决定什么时候触发 compaction（should_compress()）
执行 compaction（compress()）
可选地暴露 agent 可调用的工具（例如 lcm_grep）
跟踪 API responses 中的 token usage

选择通过 config.yaml 中的 context.engine 配置驱动。解析顺序：

检查 plugins/context_engine/<name>/ 目录
检查通用 plugin system（register_context_engine()）
回退到内置的 ContextCompressor

Plugin engines 永远不会自动激活 —— 用户必须显式将 context.engine 设置为该插件的名称。默认的 "compressor" 始终使用内置实现。

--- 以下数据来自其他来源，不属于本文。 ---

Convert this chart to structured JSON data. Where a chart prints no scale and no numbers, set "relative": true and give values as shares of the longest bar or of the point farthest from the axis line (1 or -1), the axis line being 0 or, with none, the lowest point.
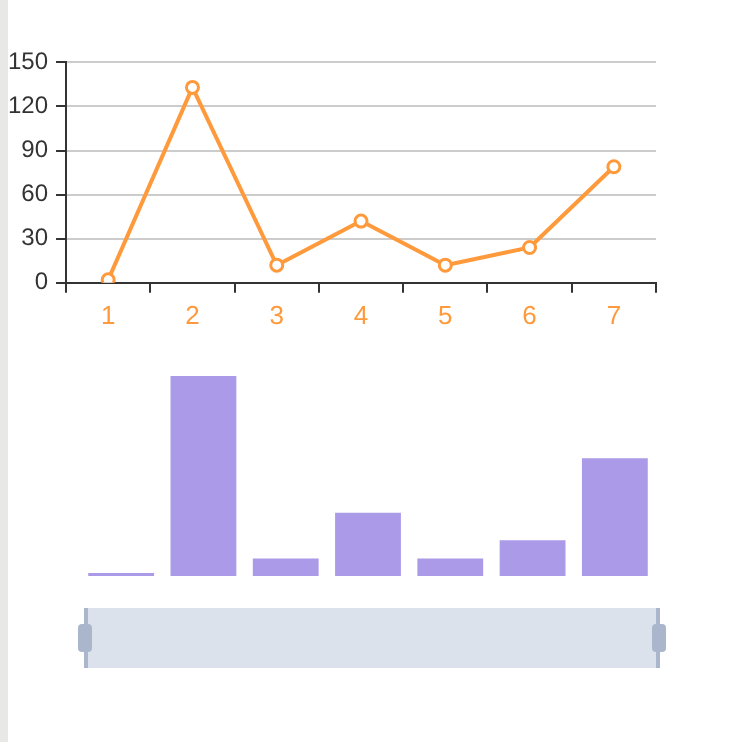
{
  "chart_data": [
    {
      "type": "line",
      "categories": [
        "1",
        "2",
        "3",
        "4",
        "5",
        "6",
        "7"
      ],
      "series": [
        {
          "color": "#ff9a3c",
          "values": [
            2,
            133,
            12,
            42,
            12,
            24,
            79
          ]
        }
      ],
      "ylim": [
        0,
        150
      ],
      "yticks": [
        0,
        30,
        60,
        90,
        120,
        150
      ],
      "grid": "y",
      "marker": "circle",
      "line_style": "solid"
    },
    {
      "type": "bar",
      "relative": true,
      "categories": [
        null,
        null,
        null,
        null,
        null,
        null,
        null
      ],
      "series": [
        {
          "color": "#ab9ae8",
          "values": [
            0.015,
            1,
            0.087,
            0.316,
            0.087,
            0.179,
            0.589
          ]
        }
      ]
    }
  ]
}
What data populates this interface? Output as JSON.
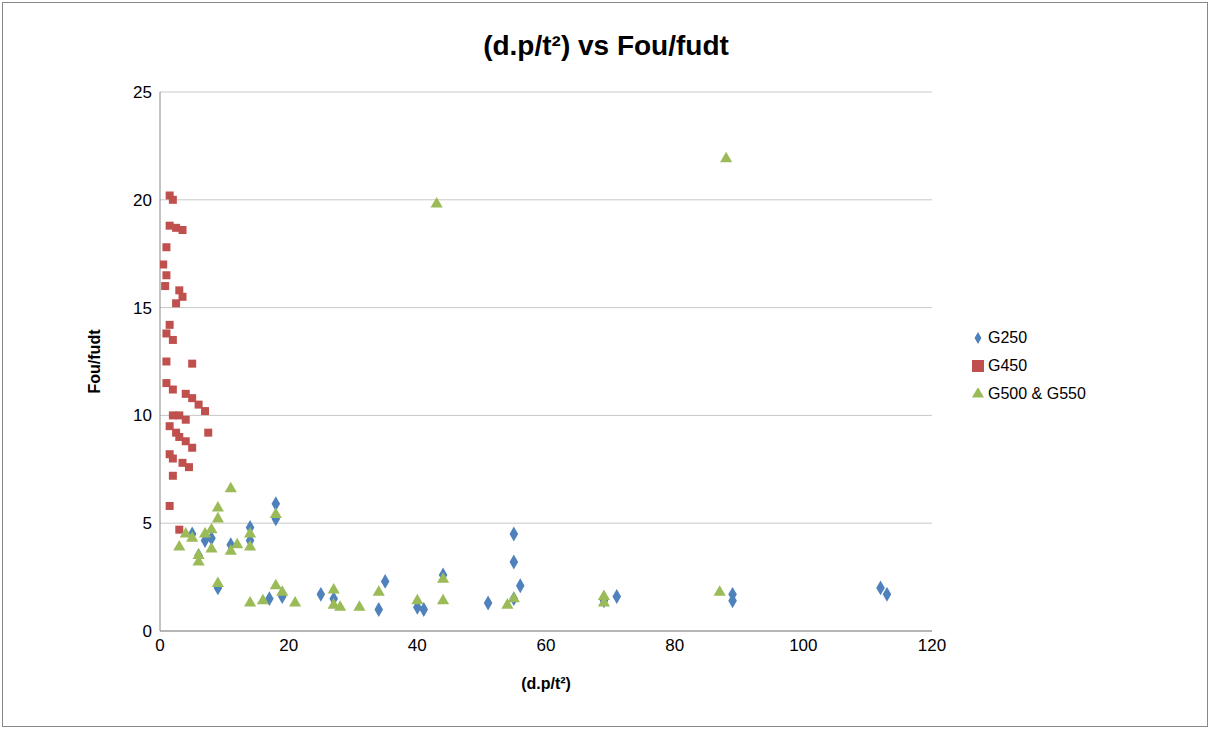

可以通过 hermes plugins → Provider Plugins → Context Engine 进行配置，或者直接编辑 config.yaml。

关于构建 context engine 插件，请参见 Context Engine Plugins。

双重 Compression 系统

Hermes 有两个独立运行的 compression 层：

                     ┌──────────────────────────┐
  Incoming message   │   Gateway Session Hygiene │  在 context 的 85% 时触发
  ─────────────────► │   (pre-agent, rough est.) │  大型 sessions 的安全网
                     └─────────────┬────────────┘
                                   │
                                   ▼
                     ┌──────────────────────────┐
                     │   Agent ContextCompressor │  在 context 的 50% 时触发（默认）
                     │   (in-loop, real tokens)  │  常规 context management
                     └──────────────────────────┘

1. Gateway Session Hygiene（85% 阈值）

位于 gateway/run.py（搜索 Session hygiene: auto-compress）。这是一个安全网，会在 agent 处理消息之前运行。它可以防止 sessions 在 turns 之间增长过大时导致 API 失败（例如 Telegram / Discord 中隔夜累积的消息）。

Threshold：固定为模型 context length 的 85%
Token source：优先使用上一轮 API 报告的实际 tokens；如果没有，则回退到基于字符的粗略估算（estimate_messages_tokens_rough）
Fires：仅当 len(history) >= 4 且 compression 已启用时触发
Purpose：捕获逃过 agent 自身 compressor 的 sessions

gateway hygiene 阈值有意设置得比 agent compressor 更高。把它设为 50%（与 agent 相同）会导致长 gateway sessions 中每一轮都过早 compression。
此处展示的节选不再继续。